Colonel Underhill was transferred to the Headquarters Marine Corps in Washington, D.C., where he was appointed executive officer of the Adjutant and Inspector's Department in July 1939. He served in this capacity until March 1942, when he was appointed commander of the Marine Corps Base San Diego, California. Underhill was also promoted to the rank of brigadier general on 28 March 1942.

One year later, Brigadier General Underhill was transferred to the Command of Marine Corps Base Camp Lejeune, North Carolina. When 4th Marine Division was activated in August 1943, Underhill was appointed division assistant commander. He subsequently supervised the training together with the division commander, Major General Harry Schmidt, before it was shipped out to the Pacific in January 1944.

Underhill commanded Preliminary Landing Group during the landing at Kwajalein Atoll. He landed with 25th Marine Regiment and coordinated the landings with artillery support. Underhill was succeeded in his capacity of assistant division commander by Samuel C. Cumming on 11 April 1944. He was promoted to the rank of major general in May 1944 and also decorated with the Legion of Merit for his efforts during the Kwajalein operation.

Major General Underhill was subsequently appointed Tinian Island Commander and was responsible for the Island's defense. He served in this capacity until November 1944, when he was appointed deputy commander of Fleet Marine Force, Pacific. He served in this capacity until March 1945, when he was appointed inspector of Fleet Marine Force, Pacific.

==Postwar career==

Underhill returned to the United States and was appointed president of the Postwar Personnel Reorganization Board at Headquarters Marine Corps, Washington, D.C. in 1946. This office was tasked with study of the records of all officers, who wanted to stay in the active service. Underhill was responsible for recommendations, who would stay in active service and who would not. He finally retired from the Marine Corps on November 1, 1946. Underhill was also advanced to the rank of lieutenant general for having been specially commended in combat.

After his retirement from the military, he resided in Carmel, California, and cooperated with the Defense Language Institute.

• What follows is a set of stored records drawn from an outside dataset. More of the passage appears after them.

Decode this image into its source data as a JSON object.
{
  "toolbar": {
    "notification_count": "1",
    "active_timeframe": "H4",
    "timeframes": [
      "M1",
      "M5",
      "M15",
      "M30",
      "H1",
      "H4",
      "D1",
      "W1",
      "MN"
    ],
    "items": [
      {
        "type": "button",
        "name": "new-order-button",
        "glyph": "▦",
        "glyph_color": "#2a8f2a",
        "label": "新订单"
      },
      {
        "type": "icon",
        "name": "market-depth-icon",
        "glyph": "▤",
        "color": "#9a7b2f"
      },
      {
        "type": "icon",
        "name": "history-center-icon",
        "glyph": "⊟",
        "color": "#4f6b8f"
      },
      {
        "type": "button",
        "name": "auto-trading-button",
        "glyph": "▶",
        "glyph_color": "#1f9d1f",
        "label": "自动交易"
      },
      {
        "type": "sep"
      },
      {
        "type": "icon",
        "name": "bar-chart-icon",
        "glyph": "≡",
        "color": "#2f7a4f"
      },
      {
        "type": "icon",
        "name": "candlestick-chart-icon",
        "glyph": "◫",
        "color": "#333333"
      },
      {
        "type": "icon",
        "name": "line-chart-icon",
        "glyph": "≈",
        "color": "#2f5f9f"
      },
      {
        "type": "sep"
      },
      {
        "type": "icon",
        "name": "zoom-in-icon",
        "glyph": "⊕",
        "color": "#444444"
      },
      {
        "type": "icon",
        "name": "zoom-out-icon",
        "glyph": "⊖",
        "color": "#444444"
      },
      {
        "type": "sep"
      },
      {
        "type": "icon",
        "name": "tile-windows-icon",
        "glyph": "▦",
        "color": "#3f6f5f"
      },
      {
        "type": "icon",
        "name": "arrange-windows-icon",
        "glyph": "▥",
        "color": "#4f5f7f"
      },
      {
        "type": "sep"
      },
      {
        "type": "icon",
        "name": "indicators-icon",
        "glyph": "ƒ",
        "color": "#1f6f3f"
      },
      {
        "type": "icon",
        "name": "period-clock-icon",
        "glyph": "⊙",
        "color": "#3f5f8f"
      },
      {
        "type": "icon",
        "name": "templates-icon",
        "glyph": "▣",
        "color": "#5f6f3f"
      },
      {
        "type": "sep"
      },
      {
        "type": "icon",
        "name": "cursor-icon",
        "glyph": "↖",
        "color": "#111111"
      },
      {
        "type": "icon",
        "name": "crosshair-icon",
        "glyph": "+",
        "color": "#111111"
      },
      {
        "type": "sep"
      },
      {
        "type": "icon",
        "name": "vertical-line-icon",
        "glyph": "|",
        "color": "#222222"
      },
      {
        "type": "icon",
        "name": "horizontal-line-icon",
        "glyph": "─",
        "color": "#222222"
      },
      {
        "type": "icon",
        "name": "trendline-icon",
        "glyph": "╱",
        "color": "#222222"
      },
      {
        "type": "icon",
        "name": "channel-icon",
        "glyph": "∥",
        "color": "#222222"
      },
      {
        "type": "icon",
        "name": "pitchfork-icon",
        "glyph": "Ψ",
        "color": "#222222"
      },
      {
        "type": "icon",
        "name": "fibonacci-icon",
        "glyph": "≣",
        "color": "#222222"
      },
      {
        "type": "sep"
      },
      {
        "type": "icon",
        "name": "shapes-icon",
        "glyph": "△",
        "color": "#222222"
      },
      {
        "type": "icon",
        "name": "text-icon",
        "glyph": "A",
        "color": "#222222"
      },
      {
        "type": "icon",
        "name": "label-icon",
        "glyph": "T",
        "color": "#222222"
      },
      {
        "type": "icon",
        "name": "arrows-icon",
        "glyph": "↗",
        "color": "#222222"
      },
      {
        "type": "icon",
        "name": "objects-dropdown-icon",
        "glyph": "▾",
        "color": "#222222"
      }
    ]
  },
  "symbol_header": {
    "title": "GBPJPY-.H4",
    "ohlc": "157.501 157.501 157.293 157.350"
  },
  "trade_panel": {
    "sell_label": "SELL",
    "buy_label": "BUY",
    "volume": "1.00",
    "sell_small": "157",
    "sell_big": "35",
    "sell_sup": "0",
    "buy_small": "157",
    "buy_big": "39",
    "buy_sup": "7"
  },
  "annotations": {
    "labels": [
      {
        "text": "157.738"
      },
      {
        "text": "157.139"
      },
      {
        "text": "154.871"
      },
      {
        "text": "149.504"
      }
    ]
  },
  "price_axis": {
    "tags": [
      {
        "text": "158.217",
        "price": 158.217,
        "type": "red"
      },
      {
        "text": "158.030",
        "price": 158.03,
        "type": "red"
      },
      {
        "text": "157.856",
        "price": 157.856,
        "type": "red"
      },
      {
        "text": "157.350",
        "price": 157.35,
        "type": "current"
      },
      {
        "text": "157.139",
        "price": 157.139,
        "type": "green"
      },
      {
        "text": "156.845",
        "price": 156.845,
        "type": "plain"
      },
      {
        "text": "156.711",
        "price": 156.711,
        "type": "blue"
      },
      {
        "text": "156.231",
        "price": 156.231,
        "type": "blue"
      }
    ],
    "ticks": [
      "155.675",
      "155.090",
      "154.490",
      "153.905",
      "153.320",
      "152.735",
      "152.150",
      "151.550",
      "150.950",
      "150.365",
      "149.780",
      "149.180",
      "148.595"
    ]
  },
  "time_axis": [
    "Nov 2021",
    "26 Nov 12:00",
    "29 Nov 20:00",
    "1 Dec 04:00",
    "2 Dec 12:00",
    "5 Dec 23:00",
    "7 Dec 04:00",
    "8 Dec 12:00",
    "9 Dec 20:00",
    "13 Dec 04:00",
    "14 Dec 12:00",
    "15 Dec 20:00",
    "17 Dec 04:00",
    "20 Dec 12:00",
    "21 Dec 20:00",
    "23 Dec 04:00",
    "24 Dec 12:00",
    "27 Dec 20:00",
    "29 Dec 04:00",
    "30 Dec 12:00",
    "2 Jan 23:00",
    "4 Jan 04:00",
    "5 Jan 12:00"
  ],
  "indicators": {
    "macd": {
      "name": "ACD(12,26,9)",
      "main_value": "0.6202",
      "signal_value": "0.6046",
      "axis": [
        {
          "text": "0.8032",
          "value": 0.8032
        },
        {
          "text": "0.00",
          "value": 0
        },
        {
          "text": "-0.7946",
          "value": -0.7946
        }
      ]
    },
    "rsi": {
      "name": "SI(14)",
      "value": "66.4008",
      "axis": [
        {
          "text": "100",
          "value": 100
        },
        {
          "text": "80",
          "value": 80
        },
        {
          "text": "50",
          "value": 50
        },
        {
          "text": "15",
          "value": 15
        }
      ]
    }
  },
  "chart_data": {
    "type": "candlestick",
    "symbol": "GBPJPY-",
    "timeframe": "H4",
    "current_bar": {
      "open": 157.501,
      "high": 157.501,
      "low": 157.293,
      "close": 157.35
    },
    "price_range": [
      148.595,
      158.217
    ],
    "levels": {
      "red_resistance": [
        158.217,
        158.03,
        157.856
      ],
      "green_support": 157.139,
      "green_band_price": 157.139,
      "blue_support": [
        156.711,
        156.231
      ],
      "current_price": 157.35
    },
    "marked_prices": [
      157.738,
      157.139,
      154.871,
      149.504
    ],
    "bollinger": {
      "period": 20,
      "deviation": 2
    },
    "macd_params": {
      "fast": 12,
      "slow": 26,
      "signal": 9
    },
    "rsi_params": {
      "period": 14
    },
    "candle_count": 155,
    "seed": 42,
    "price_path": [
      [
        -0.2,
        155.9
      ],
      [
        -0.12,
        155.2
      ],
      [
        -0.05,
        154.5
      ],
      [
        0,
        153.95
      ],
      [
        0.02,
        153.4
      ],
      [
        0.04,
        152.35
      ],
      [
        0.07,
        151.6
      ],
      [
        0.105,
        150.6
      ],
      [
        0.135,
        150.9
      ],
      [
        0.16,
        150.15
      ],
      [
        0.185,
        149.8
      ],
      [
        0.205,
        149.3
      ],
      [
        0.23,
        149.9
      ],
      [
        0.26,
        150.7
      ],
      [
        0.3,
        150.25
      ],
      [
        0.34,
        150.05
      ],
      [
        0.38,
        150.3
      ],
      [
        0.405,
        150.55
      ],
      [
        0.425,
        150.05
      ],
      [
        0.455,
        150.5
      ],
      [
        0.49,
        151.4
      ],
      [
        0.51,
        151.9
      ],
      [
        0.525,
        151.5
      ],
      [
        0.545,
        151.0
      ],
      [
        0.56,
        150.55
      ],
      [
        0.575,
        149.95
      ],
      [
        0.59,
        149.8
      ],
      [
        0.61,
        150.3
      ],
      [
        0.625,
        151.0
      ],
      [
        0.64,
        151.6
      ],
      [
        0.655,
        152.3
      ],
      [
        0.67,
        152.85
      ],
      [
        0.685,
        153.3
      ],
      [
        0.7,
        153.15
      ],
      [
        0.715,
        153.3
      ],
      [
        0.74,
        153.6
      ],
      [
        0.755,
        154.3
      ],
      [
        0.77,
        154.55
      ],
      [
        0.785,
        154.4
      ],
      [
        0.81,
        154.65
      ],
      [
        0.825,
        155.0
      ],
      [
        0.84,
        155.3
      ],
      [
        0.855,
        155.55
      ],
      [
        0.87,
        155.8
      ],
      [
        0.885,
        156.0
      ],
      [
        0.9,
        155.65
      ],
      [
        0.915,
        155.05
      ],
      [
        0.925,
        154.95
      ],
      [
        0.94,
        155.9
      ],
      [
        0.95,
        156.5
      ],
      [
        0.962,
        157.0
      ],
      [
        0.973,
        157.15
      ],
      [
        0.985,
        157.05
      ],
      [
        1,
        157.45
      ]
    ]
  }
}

Underhill died on October 7, 1991, at the age of 100 in Monterey, California.

==Decorations==

| |

1st Row: Legion of Merit; Bronze Star Medal; Navy Presidential Unit Citation with one star
2nd Row: Marine Corps Expeditionary Medal with one star; World War I Victory Medal with France clasp; Yangtze Service Medal; China Service Medal
3rd Row: American Defense Service Medal; American Campaign Medal; Asiatic-Pacific Campaign Medal with three 3/16 inch service stars; World War II Victory Medal

==Family==
Underhill had a sister and two brothers. His older brother Lewis K. Underhill was an Army lawyer and 1913 West Point graduate. His younger brother Robert M. Underhill was a University of California administrator who managed the finances of the secret Los Alamos Project Y site in New Mexico during World War II.